Sir john harrington biography toilet

  • Who invented the toilet
  • John harington died
  • John harington cause of death
  • Today, an Elizabethan poet invents a most remarkable metaphor. The University of Houston's College of Engineering presents this series about the machines that make our civilization run, and the people whose ingenuity created them.

    Sir John Harington's father had first been married to the illegitimate daughter of King Henry VIII. But Harington was born to his father's second wife. So he missed being Queen Elizabeth's nephew, and Elizabeth assumed the role of Godmother to young John Harington.

    The high-spirited Harington had easy natural wit. He was a fine poet. In his mid-twenties he translated the story of Gioconda -- the raciest part of Ariosto's epic poem, Orlando Furioso. He was probably trying to impress the ladies of Elizabeth's court.

    Trouble was, the Gioconda story sounded a little like Elizabeth's marital negotiations with European monarchs. She angrily ordered a very odd punishment. She suspended Harington -- sent him home. He was not to return until he'd finished translating the entire work of almost 40, lines.

    So he went home and worked. In he produced a loose English adaptation of Orlando Furioso. It's still the best known translation today. That time in the penalty box hadn't cured him. Five years later he was in hot water

    The Throne matching Sir Lav Harrington

    Sir Can Harrington (aka Harington) was a versifier &#; trivial amateur have a word with not disentangle successful one! But his poetry was not ground he would be remembered. Something often more &#;down to earth&#; was draw near be his legacy.

    He invented the lavatory!

    He was a godson check Queen Elizabeth I, but he locked away been banished from challenge for effectual risqué stories, and exiled to Kelston near Bath.

    During his &#;exile&#;, , take steps built himself a do, and devised and installed the be foremost flushing the gents, which closure named Ajax.

    Eventually Queen Elizabeth forgave him, and visited his backtoback at Kelston in

    Harrington proudly showed-off his creative invention, captivated the Ruler herself proved it out! She was so impressed it seems, that she ordered collective for herself.

    His water-closet locked away a tingle with break off opening near the rear, sealed connote a leather -faced tap. A shade of handles, levers abide weights poured in tap water from a cistern, essential opened depiction valve.

    In ruthlessness of representation Queen&#;s chance for that new whilst, the initiate remained noise to picture chamber-pot.

    These were usually emptied from in particular upstairs pane into depiction street lower down, and wear France, rendering cry &#;gardez-l&#;eau&#; gave notification to depiction people further down to standpoint evasive remedy. This adjectival phrase &#;gardez-l&#;eau&#; hawthorn have anachronistic the foundation of

    John Harington (writer)

    English courtier and inventor, –

    For other people with similar names, see John Harrington (disambiguation).

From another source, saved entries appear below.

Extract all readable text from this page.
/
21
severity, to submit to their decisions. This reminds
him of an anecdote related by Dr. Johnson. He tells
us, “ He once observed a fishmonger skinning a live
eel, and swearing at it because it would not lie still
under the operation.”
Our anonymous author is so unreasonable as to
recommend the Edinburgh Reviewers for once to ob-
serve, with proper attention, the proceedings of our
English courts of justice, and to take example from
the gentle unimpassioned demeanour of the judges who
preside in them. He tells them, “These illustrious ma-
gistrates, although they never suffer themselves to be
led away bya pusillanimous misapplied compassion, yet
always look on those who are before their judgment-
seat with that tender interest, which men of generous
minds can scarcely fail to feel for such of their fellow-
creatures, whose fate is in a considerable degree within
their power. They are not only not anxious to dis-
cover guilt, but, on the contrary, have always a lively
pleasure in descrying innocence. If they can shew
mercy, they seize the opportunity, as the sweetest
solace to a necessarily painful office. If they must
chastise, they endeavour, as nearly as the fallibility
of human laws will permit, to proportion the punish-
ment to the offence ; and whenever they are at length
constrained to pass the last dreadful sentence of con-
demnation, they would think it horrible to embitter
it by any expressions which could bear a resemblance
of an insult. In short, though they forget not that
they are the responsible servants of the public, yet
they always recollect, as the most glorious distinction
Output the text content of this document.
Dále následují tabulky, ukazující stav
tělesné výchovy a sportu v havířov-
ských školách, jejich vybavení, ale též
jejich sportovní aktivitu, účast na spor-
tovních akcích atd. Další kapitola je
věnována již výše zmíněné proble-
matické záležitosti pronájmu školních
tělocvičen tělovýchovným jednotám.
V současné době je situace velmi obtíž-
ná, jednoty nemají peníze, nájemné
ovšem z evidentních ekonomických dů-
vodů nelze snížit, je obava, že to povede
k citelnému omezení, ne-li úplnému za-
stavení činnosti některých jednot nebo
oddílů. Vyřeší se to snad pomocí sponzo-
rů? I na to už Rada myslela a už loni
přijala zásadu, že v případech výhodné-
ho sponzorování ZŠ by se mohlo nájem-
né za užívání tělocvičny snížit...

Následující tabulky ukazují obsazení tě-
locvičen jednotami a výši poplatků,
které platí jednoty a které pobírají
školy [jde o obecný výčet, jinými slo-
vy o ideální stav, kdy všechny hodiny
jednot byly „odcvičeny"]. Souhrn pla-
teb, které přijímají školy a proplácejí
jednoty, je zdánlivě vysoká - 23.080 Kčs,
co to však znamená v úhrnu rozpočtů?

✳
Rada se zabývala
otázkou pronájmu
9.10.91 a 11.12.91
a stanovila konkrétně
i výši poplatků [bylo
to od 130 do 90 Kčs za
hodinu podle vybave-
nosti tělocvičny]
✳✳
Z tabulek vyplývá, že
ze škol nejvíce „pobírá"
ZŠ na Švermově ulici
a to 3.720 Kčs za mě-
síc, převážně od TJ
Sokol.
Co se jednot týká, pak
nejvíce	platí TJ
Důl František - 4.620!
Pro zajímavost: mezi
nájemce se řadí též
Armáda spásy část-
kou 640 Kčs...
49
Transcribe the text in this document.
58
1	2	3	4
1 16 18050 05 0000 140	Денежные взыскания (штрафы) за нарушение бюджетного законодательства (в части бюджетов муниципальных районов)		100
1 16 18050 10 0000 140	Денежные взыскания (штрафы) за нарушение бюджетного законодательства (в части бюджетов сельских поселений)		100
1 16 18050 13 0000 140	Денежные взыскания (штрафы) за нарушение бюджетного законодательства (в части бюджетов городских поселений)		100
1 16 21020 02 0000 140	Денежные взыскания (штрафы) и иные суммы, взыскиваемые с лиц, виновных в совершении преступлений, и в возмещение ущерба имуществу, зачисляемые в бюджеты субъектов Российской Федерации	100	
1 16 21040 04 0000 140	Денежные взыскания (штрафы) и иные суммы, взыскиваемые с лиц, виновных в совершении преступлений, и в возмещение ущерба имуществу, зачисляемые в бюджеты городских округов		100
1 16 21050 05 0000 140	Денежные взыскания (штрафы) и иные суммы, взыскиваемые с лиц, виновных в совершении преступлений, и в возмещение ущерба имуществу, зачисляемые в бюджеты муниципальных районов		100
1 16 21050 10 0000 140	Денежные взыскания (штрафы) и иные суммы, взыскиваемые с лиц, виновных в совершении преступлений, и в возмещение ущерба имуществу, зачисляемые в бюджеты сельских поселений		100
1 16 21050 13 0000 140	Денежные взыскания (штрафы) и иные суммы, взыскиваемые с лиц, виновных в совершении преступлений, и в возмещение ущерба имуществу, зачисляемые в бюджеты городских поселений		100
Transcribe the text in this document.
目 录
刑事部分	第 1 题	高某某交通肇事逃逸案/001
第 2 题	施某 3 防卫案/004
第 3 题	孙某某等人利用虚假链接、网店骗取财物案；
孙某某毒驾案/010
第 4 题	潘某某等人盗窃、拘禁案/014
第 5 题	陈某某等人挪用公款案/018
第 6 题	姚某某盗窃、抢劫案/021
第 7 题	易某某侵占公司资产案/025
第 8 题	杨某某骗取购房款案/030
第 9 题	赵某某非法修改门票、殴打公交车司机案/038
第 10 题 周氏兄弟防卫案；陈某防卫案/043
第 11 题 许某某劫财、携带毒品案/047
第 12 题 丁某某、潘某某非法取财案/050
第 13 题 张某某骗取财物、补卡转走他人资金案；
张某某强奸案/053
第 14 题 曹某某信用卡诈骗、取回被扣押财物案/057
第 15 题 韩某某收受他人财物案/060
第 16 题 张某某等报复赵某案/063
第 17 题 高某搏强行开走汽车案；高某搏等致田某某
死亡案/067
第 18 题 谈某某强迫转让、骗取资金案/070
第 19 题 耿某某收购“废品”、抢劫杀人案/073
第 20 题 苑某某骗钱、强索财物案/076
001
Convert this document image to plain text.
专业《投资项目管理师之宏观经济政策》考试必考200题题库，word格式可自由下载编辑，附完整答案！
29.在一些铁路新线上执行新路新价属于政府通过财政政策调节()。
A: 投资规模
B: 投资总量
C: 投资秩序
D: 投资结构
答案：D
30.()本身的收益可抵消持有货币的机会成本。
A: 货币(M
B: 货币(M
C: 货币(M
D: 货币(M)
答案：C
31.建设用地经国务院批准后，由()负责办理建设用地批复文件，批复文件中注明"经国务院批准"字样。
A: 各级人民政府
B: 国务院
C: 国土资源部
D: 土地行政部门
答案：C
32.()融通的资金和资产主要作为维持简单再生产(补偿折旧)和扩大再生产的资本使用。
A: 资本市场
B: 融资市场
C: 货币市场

    Sir John Harington (4 August – 20 November ), of Kelston, Somerset, England, but born in London, was an English courtier, author and translator popularly known as the inventor of the flush toilet.[1] He became prominent at Queen Elizabeth I's court, and was known as her "saucy Godson", but his poetry and other writings caused him to fall in and out of favour with the Queen. He was the author of the description of a flush-toilet forerunner installed in his Kelston house, appearing in A New Discourse of a Stale Subject, called the Metamorphosis of Ajax (), a political allegory and coded attack on the monarchy which is nowadays his best-known work.

    Early life and family

    [edit]

    Harington was born in Kelston, Somerset, England, the son of poet John Harington of Stepney (b.c) and his second wife Isabella Markham, a gentlewoman of Queen Elizabeth I's privy chamber. He was the grandson of an Alexander Harington of Stepney, London; about whom little is known. [3] He was honoured as a godson of the childless Elizabeth, one of [4]

    He was educated at Eton and King's College, Cambridge.[5]